Miranda, a moon of Uranus, is the target of my RPS-powered mission. Despite its small size, this intriguing world boasts 20-kilometer-deep canyons and coronae—oval features hypothesized to form when subsurface material wells up and refreezes on its icy surface. Recent studies hint at a subsurface ocean beneath its 30-kilometer-thick crust. Studying both this hidden ocean and Miranda’s striking terrain could reveal its geological history and guide our exploration of other icy moons. Discovering liquid water also raises the possibility of life, making this mission crucial for understanding habitability beyond Earth.
To accomplish these goals, NASA’s REASON instrument—an ice penetrating radar operating between 9 MHz and 60 MHz—will be deployed. These frequencies can penetrate ice up to 30 kilometers, reveal dielectric properties of materials to distinguish liquid water from solid ice, and map the moon’s ocean structure and internal geography. A magnetometer will supplement these findings by detecting changes in Miranda’s magnetic field caused by any salty, conductive ocean, confirming its presence and properties. Together, these instruments will provide an in-depth view of Miranda’s subsurface and its evolutionary processes.
Miranda’s extreme cold, averaging -213°C (-351°F), coupled with its vast distance from the Sun, renders solar power impractical. RPS will provide reliable energy, maintain thermal stability, and keep the instruments running smoothly in these harsh conditions.

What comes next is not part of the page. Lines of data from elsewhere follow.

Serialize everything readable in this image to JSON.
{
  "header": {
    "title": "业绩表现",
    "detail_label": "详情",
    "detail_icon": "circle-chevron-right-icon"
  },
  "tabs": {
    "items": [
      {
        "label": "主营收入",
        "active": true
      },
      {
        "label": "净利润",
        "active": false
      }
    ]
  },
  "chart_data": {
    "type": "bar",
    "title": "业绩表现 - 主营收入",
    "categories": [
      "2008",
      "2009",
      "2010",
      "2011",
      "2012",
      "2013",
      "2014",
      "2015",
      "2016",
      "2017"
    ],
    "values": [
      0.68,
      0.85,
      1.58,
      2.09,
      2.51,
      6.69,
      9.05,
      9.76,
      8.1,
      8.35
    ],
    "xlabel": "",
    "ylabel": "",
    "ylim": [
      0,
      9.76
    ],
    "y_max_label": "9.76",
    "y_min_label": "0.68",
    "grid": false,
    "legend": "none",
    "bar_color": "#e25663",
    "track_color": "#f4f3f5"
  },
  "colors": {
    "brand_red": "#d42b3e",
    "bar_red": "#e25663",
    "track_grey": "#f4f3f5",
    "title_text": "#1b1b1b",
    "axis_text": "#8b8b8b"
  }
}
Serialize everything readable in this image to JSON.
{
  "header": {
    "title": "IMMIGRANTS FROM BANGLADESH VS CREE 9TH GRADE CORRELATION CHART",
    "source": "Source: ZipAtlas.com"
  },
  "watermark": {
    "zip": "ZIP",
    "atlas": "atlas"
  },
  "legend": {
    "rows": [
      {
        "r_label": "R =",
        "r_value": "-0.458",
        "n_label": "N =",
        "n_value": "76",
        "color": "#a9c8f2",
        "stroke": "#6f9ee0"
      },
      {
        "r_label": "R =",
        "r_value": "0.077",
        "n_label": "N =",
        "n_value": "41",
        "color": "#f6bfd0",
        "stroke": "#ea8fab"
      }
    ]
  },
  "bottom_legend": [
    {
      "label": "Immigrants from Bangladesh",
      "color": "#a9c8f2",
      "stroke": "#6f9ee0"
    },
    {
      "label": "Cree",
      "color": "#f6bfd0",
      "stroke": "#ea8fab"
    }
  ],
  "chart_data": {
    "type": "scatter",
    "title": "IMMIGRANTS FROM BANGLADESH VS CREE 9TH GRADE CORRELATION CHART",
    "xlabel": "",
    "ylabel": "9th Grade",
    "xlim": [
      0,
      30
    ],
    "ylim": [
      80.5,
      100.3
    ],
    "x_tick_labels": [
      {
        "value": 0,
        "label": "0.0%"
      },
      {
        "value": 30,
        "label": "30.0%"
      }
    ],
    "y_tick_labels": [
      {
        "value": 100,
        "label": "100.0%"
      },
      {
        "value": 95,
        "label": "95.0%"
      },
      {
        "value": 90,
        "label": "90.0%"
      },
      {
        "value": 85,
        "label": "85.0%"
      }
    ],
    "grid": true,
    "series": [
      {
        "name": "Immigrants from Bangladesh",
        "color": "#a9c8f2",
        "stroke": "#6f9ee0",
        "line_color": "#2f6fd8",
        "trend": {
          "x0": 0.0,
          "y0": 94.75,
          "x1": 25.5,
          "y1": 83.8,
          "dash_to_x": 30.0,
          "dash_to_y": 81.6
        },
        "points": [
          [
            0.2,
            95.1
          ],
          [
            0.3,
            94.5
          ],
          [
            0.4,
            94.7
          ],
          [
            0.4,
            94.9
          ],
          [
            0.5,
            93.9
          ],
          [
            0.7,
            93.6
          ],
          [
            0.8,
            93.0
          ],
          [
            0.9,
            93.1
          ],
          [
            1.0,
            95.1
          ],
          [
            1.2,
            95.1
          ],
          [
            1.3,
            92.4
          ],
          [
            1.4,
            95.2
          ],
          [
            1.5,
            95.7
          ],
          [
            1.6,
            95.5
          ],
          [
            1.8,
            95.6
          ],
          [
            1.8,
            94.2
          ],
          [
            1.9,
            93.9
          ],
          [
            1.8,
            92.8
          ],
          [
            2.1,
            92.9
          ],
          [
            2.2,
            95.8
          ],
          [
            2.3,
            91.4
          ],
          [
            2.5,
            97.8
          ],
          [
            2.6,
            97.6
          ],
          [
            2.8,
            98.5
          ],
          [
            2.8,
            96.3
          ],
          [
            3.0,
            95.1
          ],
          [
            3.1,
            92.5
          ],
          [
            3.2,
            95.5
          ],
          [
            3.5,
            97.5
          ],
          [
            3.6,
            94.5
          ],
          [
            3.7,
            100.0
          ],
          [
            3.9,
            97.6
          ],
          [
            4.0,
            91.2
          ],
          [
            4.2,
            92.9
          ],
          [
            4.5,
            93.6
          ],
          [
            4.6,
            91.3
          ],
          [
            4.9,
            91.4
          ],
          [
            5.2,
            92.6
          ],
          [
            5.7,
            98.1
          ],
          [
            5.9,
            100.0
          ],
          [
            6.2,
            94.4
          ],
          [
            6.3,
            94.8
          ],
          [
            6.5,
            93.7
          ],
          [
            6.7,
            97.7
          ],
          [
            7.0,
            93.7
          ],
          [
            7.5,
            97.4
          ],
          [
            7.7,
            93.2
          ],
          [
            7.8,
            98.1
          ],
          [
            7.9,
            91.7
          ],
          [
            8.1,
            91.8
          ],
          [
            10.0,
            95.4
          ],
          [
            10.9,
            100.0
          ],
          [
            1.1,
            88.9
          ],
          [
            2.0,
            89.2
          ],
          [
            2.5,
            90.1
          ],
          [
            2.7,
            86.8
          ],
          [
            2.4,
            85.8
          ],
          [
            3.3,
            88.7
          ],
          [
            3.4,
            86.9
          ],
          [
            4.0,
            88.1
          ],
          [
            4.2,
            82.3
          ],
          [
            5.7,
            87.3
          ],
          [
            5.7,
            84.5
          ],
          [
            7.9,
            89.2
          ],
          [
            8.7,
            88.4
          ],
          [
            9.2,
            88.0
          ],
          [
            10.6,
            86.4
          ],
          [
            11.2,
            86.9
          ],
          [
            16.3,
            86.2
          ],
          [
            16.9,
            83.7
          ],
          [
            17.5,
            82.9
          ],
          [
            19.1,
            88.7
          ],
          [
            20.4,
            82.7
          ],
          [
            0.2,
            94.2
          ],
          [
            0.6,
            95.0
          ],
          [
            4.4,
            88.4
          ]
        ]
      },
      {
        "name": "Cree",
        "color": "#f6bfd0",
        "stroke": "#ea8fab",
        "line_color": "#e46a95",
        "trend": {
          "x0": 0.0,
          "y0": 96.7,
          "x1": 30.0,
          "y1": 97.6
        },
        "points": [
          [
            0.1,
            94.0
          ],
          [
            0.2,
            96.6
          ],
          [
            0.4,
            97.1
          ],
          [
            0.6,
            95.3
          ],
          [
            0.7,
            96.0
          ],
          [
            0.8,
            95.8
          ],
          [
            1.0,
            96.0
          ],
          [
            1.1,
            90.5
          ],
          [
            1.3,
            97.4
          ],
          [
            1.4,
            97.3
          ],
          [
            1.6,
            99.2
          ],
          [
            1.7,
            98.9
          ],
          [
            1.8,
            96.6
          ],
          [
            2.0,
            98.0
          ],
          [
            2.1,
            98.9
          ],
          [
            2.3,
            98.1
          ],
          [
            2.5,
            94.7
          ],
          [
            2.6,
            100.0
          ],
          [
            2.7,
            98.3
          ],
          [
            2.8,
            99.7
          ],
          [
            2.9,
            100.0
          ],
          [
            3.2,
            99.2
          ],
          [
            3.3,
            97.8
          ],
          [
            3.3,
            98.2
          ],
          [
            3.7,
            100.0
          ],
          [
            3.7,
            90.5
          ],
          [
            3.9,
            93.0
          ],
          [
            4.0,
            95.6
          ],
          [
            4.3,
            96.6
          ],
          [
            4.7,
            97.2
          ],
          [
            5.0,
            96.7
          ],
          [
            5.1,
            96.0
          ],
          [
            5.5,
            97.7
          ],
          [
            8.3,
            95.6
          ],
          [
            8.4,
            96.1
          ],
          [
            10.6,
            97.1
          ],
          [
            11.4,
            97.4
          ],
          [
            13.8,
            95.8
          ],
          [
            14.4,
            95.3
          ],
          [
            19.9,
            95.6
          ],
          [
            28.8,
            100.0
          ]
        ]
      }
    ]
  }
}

Utilizing my skills in pattern recognition and analytical insight ensures mission success. With experience analyzing complex EEG brain data, I can identify subtle patterns in radar and magnetic readings, unraveling the story of Miranda’s hidden ocean and terrain. This mission will advance not only our understanding of Miranda but also of the cosmos as a whole and its potential for life.